The geocoding cache dramatically improves performance:

  • Persistent storage - Results saved between sessions
  • Automatic deduplication - Same address never geocoded twice
  • TTL expiration - Configurable cache lifetime
  • Compact format - Parquet files use 96% less space than JSON

Cache Location

cache/geocoding/
└── address_cache.parquet

🔧 Troubleshooting

Common Issues

"No results found" - Check address format and spelling - Try including more details (city, state, ZIP) - Verify internet connection

"Quality below threshold" - Lower the quality threshold for exploratory analysis - Add more address details for better matches - Try a different provider

"Rate limit exceeded" - Enable caching to reduce API calls - Reduce batch size - Add delays between requests

Debug Mode

import logging
logging.getLogger('socialmapper.geocoding').setLevel(logging.DEBUG)

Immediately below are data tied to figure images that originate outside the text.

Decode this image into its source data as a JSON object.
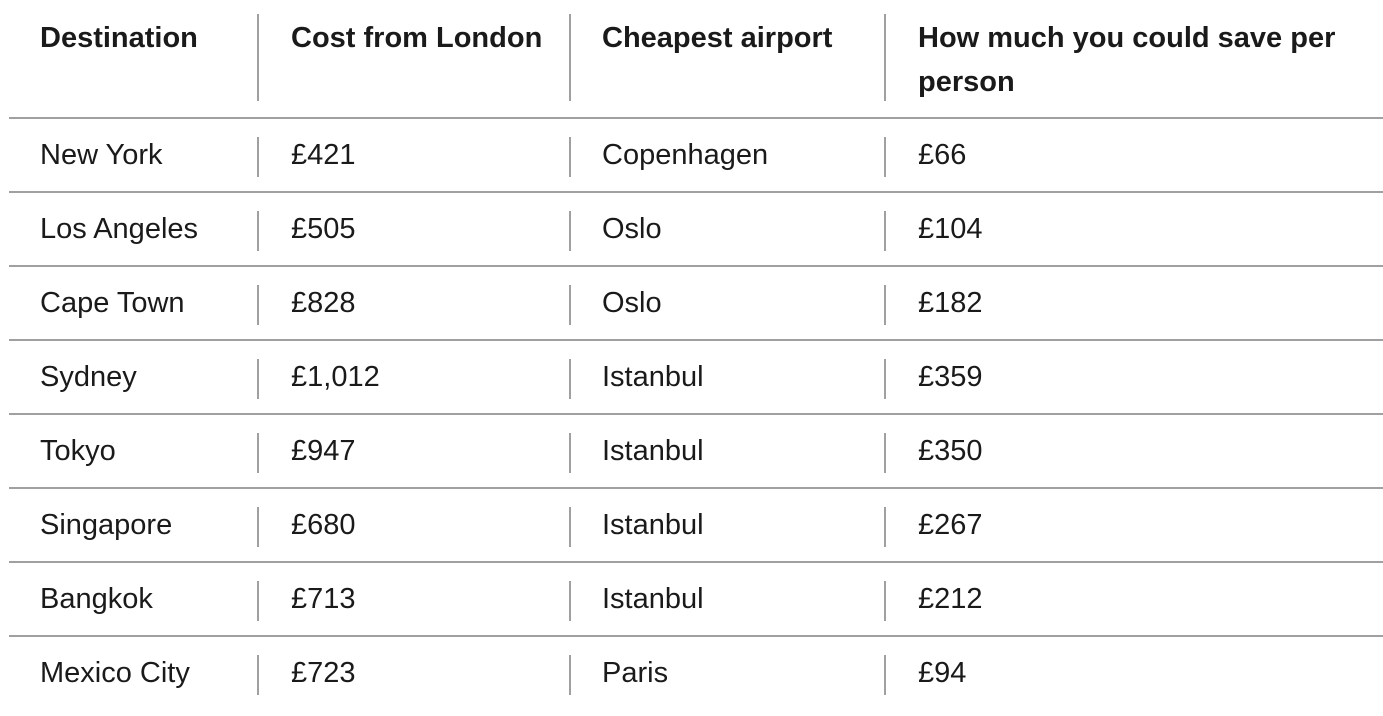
{
  "table": {
    "headers": [
      "Destination",
      "Cost from London",
      "Cheapest airport",
      "How much you could save per person"
    ],
    "rows": [
      [
        "New York",
        "£421",
        "Copenhagen",
        "£66"
      ],
      [
        "Los Angeles",
        "£505",
        "Oslo",
        "£104"
      ],
      [
        "Cape Town",
        "£828",
        "Oslo",
        "£182"
      ],
      [
        "Sydney",
        "£1,012",
        "Istanbul",
        "£359"
      ],
      [
        "Tokyo",
        "£947",
        "Istanbul",
        "£350"
      ],
      [
        "Singapore",
        "£680",
        "Istanbul",
        "£267"
      ],
      [
        "Bangkok",
        "£713",
        "Istanbul",
        "£212"
      ],
      [
        "Mexico City",
        "£723",
        "Paris",
        "£94"
      ]
    ]
  },
  "colors": {
    "text": "#1a1a1a",
    "rule": "#a0a0a0",
    "background": "#ffffff"
  }
}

# Now geocoding will show detailed progress
result = geocode_address("123 Main St")

📋 Best Practices

  1. Always use caching - Reduces API calls and improves speed
  2. Batch similar addresses - Group by city/state for efficiency
  3. Set appropriate quality thresholds - EXACT for precise analysis, CENTROID for regional
  4. Include full addresses - More details = better results
  5. Handle failures gracefully - Some addresses may not geocode

🎓 Complete Example

Here's a full workflow using address geocoding:

from socialmapper import run_socialmapper
from socialmapper.geocoding import GeocodingConfig, AddressProvider

# Configure geocoding
geocoding_config = GeocodingConfig(
    primary_provider=AddressProvider.CENSUS,  # Best for US addresses
    enable_cache=True,
    min_quality_threshold="INTERPOLATED"
)

# Run analysis on your facilities
results = run_socialmapper(
    addresses_path="our_facilities.csv",
    travel_time=15,
    travel_mode="walk",
    census_variables=[
        "total_population",
        "median_age", 
        "percent_poverty",
        "percent_without_vehicle"
    ],
    geocoding_config=geocoding_config,
    export_csv=True,
    export_maps=True
)

# Examine results
print(f"Successfully geocoded {results['geocoding_stats']['success_count']} addresses")
print(f"Population within walking distance: {results['total_population']:,}")

🔮 Future Enhancements

  • Google Maps and HERE provider support
  • International address formats
  • Fuzzy matching for misspelled addresses
  • Address standardization and validation
  • Async processing for large batches

The address geocoding system in SocialMapper provides reliable, cached, and quality-assured location lookup to enable demographic analysis of any custom location.